Vengono le giornate in cui la pietra triste dell’inciampo non serve invece a sollevare il piede e vedere altri orizzonti: le nuvole in quei giorni non sono più animali per giocare coi pensieri, e i fiori non sono miele e api e bacche e poi profumi. Sono giornate in cui tutto è chiaro, pure le lotte che aggrediscono i giardini con le morti cupe degli insetti, giorni in cui le botti sono di nuovo chiuse  e miti febbri sfocano gli spiriti e gli zuccheri, l’aria fissa va oltre il legno, nulla più ribolle e placa ogni cosa l’inverno col suo freddo. Ma nell’inverno non solo soltanto giorni così: non ha età l’inverno, scorre nell’occhio il tempo così terso.

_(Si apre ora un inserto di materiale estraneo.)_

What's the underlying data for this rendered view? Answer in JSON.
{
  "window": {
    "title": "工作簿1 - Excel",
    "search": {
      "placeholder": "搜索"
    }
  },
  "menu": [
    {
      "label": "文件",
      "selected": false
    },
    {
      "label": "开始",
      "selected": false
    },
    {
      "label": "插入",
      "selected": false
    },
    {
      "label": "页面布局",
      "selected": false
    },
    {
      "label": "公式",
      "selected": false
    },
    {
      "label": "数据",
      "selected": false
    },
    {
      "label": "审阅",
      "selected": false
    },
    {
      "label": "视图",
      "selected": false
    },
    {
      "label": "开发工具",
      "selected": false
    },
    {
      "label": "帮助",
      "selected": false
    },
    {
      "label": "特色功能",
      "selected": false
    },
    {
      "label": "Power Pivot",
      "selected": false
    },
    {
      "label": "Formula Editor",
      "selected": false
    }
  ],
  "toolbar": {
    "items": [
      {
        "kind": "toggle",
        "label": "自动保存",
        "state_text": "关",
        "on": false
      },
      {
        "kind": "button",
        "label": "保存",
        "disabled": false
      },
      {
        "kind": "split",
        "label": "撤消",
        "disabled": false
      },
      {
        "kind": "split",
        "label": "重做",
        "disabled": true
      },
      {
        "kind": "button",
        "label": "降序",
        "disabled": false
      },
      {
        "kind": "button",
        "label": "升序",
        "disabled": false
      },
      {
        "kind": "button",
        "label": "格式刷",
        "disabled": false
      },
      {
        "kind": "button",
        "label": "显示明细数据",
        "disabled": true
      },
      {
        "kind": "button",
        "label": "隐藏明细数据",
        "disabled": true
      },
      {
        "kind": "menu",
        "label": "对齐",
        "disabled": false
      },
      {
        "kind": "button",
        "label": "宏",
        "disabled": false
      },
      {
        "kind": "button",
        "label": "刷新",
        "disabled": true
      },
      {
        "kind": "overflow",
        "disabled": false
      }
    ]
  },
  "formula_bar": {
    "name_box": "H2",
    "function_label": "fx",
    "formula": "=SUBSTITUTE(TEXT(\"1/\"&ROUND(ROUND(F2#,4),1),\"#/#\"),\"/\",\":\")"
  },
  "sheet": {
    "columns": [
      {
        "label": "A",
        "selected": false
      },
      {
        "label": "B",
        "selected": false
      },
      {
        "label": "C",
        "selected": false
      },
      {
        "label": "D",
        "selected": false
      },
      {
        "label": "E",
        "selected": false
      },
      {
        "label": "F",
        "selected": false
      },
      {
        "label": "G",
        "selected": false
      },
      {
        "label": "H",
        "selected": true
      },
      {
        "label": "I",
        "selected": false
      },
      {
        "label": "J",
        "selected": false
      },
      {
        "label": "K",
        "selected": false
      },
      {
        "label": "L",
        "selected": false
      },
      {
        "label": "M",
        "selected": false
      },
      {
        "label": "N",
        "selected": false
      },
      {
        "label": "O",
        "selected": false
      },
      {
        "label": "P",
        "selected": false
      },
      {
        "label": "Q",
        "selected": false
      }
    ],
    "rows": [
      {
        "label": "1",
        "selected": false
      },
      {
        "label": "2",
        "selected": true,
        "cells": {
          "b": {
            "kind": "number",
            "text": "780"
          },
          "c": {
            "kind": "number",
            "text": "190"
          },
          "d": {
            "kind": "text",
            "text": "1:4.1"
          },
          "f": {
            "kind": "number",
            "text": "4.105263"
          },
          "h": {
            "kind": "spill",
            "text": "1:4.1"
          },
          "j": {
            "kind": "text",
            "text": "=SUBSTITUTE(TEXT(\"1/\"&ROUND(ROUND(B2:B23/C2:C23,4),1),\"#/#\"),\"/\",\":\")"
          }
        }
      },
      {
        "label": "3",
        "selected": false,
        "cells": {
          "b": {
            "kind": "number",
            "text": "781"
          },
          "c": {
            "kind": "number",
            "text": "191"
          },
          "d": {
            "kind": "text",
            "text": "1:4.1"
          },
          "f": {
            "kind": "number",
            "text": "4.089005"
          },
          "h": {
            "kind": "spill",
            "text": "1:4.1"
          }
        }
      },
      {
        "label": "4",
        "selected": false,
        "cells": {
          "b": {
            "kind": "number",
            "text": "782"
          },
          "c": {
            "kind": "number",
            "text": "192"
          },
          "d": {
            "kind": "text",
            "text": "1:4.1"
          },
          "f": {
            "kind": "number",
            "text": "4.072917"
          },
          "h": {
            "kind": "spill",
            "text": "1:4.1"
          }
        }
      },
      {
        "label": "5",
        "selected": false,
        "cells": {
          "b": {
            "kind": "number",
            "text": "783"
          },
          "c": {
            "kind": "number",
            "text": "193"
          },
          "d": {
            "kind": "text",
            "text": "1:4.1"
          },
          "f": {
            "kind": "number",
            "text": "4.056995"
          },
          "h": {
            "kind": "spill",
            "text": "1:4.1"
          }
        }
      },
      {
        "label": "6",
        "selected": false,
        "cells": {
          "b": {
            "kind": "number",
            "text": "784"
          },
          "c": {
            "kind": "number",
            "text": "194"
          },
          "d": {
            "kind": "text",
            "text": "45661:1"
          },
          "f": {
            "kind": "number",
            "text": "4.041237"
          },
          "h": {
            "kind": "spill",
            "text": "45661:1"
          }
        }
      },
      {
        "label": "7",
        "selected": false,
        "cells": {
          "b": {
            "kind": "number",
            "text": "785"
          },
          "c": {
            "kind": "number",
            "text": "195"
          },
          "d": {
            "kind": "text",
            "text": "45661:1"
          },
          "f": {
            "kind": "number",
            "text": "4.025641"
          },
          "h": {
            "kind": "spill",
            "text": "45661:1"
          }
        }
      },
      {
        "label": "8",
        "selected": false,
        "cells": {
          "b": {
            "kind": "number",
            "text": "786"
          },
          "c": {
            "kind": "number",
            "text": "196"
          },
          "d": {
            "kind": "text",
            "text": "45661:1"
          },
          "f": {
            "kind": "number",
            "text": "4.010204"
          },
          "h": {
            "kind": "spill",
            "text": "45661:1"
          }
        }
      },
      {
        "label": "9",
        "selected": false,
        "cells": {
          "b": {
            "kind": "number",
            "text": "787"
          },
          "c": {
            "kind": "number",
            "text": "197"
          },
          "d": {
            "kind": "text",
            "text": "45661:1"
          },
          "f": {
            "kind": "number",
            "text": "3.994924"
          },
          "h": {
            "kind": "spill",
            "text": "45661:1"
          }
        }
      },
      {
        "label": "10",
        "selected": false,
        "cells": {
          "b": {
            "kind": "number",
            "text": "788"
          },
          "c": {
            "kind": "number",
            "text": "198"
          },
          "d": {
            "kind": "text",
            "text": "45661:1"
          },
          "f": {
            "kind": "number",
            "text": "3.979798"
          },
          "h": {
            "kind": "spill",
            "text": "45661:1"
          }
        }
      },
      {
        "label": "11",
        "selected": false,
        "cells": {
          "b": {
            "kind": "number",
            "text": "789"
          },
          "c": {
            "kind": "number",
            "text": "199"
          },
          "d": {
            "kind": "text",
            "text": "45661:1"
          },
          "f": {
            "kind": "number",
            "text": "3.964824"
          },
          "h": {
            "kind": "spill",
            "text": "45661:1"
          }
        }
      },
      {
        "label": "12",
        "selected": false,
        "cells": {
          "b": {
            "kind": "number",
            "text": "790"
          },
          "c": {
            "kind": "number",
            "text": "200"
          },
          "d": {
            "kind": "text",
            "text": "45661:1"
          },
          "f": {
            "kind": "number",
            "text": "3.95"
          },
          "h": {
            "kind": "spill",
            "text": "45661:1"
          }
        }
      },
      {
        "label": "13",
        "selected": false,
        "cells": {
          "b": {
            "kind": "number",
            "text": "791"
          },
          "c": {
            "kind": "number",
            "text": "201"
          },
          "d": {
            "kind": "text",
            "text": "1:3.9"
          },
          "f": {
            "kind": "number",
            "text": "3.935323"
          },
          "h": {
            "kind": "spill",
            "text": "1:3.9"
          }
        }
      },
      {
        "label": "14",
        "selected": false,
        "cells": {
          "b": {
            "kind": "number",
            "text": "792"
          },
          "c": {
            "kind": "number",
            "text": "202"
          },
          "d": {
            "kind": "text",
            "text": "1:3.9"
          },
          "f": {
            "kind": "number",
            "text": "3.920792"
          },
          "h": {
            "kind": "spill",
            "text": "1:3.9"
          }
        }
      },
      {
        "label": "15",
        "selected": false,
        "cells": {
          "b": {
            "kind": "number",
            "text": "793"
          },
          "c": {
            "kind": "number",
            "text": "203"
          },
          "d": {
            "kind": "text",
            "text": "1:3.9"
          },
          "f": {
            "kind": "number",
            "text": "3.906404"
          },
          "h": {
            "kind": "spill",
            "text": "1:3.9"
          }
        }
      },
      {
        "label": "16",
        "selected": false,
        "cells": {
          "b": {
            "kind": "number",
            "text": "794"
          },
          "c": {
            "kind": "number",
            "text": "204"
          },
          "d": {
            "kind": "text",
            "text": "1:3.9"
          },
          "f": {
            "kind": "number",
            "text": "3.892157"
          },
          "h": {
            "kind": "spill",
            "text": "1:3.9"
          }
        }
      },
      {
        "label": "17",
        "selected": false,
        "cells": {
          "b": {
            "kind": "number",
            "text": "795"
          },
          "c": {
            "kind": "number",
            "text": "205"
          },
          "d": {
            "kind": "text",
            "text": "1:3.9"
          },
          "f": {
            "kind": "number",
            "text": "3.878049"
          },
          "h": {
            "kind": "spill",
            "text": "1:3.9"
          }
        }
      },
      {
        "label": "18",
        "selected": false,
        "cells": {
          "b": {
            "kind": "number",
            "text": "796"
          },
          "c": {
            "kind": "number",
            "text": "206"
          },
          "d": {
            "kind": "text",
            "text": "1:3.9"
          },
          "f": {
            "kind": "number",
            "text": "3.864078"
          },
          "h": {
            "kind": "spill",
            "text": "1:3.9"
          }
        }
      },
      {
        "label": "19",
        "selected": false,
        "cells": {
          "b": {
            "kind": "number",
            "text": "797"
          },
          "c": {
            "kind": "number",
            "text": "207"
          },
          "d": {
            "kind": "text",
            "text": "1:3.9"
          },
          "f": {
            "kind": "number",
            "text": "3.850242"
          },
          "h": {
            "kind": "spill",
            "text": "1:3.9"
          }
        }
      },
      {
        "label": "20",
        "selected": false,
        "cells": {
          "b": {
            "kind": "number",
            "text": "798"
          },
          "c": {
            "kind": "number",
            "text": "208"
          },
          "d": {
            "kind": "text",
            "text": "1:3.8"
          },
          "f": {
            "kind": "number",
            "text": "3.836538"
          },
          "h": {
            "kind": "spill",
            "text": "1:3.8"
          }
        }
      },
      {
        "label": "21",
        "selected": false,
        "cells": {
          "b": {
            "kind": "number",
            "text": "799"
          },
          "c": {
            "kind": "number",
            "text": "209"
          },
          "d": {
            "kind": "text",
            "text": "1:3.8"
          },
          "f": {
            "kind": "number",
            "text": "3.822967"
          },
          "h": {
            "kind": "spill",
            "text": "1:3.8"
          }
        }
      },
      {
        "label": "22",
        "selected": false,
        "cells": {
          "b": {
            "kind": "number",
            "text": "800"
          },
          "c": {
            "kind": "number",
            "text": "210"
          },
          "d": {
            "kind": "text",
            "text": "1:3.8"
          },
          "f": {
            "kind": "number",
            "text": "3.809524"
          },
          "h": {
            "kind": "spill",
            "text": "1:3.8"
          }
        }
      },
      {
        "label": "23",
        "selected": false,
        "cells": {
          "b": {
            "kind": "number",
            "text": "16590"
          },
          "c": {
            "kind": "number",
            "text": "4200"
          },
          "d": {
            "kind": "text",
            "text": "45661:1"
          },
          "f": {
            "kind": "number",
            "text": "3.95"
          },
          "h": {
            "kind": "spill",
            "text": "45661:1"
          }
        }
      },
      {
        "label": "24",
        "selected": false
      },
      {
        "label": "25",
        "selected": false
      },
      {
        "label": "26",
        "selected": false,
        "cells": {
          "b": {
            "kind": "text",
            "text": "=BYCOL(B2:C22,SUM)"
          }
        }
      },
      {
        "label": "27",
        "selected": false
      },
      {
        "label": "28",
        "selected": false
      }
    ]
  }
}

Si passa nei giardini, lungo i muri, sugli schermi alle finestre, e tutto è vuoto, trasparente, non schiarisce alcun dubbio, nulla tange, nulla scorre. La vita a volte affaccia il capolino, nell’atto dell’accorgersi, e poi scivola altrimenti, forte d’un’altra forza che non prende, non dona, non regala. Giorni di gentilezza lieve, giorni in cui si chiedono abbracci, e non sono braccia nemiche, ma nessun braccio nessun sorriso nessuna smorfia che faccia presagire il più d’affetto — troppo lungo spiegare, troppo lieve il desìo, troppa intesa al silenzio che infatti arriva, accende l’occhio, lo fa d’un tratto vecchio, aspro, selvaggio, poi saputo, incolume da millenni, sacerdote di riti inani, trasvolante, incerto, catafratto all’amore, denso plumbeo raccolto secco, morto. L’occhio non vede altro che quel che già sa, ed è l’Aperto. Das Hoffene. L’occhio dell’angelo nuovo, che non vede nulla, e già. Iam. Già conosce il futuro da cui sfugge.

Amore mio, mio dolce amore: non vedendoti, so.